Not me. I lived in America for thirty-odd years. 9/11 was far too close to home, and mass shootings an everyday occurrence. If you’ve never completed multiple ‘active shooter drills’ with special needs school children, you may not understand how the hairs on the back of your neck stiffen enough to cut steel. No, I was two blocks away from the station before the first police sirens hurtle passed. Turns out it was a fire in one of the motor rooms. I didn’t head back until I noted the surrounding streets had emptied out again, the station inhaling the masses into trains and gift shops and fast-food courts. I scanned a full 360 before heading towards my platform, checking in on Paddington Bear first. Once again, I thanked my lucky stars that emergency announcement hadn’t occurred at 35,000 feet.

I have to mention one more station. I recently visited Dunster Station, part of the West Somerset Railway heritage line, to meet a photographer for some promotional photos for my new website. The platform is wrapped snuggly in a picket fence, colourful shrubs bob cheerfully as the steam engine puffs passed, and flower baskets sway in the breeze that wafts in off Dunster Beach. There’s an old-fashioned luggage trolley and Victorian-style lampposts to lean against as you spend the wait with a good book. I’m guessing there isn’t an emergency siren anywhere on the property. If there’s an airport anywhere in Europe that emits this sense of calm and civility, I’ve yet to pass through it. Unfortunately, the West Somerset Railway doesn’t connect internationally. It’s only twenty miles long, after all. But when it does, count me in. (I’ll show you photos when my new website is finished.)

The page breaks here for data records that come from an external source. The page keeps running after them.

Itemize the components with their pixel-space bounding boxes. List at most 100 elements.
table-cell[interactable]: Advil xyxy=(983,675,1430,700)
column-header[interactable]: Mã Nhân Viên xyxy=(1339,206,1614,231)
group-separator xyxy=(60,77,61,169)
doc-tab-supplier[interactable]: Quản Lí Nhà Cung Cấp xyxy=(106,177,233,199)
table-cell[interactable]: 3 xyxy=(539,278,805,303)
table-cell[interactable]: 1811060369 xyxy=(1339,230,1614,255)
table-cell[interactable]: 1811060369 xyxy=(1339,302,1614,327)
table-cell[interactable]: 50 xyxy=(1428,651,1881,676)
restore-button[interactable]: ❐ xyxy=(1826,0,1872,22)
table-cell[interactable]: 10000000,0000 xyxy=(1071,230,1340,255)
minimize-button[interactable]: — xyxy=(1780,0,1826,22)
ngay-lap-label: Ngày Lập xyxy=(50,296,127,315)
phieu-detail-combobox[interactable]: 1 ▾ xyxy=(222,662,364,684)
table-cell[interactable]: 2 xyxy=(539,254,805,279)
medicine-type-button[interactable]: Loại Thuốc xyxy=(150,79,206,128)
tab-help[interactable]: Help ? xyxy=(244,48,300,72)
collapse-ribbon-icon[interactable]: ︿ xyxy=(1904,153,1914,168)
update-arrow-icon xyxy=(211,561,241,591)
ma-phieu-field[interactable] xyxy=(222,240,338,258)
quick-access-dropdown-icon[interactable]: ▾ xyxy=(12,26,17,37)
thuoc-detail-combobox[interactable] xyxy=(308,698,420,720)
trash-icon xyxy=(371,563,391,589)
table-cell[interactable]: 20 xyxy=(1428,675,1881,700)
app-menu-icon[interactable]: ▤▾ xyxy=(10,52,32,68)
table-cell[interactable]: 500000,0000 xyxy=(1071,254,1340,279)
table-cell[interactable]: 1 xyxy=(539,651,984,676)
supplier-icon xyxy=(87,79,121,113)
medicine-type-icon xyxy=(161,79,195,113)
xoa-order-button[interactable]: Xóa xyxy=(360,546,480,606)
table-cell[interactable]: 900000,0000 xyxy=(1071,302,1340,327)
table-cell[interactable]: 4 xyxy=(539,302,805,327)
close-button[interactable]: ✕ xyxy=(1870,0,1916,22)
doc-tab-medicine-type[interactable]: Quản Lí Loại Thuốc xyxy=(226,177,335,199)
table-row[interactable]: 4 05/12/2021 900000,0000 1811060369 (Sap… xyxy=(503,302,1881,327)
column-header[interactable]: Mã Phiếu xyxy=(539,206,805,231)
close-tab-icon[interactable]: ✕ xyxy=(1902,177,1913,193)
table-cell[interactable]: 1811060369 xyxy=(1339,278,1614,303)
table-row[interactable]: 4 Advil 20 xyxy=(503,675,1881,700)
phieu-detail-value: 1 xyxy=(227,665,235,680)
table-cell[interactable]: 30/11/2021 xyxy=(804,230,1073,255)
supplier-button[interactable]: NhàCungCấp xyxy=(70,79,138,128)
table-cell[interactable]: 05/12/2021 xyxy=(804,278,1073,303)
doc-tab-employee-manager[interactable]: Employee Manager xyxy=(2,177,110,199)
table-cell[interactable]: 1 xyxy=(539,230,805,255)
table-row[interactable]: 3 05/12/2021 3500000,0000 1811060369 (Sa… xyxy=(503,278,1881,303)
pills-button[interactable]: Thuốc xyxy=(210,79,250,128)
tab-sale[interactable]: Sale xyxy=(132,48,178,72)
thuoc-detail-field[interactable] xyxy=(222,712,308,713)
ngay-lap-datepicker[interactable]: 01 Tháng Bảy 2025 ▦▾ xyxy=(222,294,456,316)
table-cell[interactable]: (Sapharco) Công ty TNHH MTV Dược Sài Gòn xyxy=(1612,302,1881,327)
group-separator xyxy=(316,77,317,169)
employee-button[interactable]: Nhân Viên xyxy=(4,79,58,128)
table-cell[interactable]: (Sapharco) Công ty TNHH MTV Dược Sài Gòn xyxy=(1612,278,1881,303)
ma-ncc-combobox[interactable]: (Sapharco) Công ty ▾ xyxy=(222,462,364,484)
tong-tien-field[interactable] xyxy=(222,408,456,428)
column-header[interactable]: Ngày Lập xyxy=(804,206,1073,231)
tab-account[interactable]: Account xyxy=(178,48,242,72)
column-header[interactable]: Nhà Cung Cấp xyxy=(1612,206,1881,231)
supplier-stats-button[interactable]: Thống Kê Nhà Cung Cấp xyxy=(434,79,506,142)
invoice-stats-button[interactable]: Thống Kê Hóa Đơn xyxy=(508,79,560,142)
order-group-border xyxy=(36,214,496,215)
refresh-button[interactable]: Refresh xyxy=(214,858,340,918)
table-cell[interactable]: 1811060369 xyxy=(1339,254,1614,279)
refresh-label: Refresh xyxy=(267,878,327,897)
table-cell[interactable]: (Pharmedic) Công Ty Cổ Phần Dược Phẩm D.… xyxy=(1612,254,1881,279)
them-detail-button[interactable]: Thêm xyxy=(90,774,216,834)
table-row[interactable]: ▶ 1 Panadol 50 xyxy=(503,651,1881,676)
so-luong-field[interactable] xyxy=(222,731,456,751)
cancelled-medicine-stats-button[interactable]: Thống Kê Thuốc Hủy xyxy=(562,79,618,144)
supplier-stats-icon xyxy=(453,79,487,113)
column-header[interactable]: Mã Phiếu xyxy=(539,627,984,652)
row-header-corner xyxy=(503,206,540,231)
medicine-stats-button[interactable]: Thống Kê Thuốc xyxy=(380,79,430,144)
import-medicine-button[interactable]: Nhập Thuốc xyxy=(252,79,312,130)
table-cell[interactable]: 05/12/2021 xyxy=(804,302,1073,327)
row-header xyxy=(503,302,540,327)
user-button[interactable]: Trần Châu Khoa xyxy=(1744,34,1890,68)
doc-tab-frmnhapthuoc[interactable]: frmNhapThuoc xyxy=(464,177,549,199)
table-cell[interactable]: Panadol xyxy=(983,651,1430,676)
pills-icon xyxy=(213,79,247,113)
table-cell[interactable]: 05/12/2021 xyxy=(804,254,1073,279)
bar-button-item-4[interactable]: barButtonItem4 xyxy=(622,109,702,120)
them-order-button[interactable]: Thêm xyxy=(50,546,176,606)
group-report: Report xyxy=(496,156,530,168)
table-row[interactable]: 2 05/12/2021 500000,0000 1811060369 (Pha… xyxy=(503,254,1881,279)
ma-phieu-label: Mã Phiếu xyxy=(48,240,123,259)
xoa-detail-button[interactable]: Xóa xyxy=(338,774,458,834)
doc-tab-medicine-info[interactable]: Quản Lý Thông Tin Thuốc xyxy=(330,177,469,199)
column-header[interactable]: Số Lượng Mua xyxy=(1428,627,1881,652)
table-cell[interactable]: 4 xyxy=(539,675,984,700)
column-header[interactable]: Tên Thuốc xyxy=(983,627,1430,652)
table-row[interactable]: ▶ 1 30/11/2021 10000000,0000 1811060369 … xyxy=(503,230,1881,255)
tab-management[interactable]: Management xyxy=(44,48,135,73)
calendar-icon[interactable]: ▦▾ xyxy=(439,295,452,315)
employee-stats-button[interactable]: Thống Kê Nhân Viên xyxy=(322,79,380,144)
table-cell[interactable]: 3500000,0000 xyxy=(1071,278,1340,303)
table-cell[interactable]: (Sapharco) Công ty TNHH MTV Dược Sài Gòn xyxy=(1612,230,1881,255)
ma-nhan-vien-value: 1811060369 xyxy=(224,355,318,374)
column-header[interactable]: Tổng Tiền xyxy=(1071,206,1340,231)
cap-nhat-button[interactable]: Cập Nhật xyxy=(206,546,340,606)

Maybe trains will be my new travel mode of choice. There’s a lot of world for me still to see and chugging through it instead of being suspended above it sounds rather nice. With that in mind, I’ve booked the seven-hour train journey to Edinburgh later this year rather than the 45-minute flight. Fingers crossed for no strikes, station evacuations, or medical emergencies. If my Christmas wish comes true, there’ll even be an operating drink and snack cart.

I’d love to hear about your favourite airport or train station. Wishing you safe and happy travels, however you choose to get there.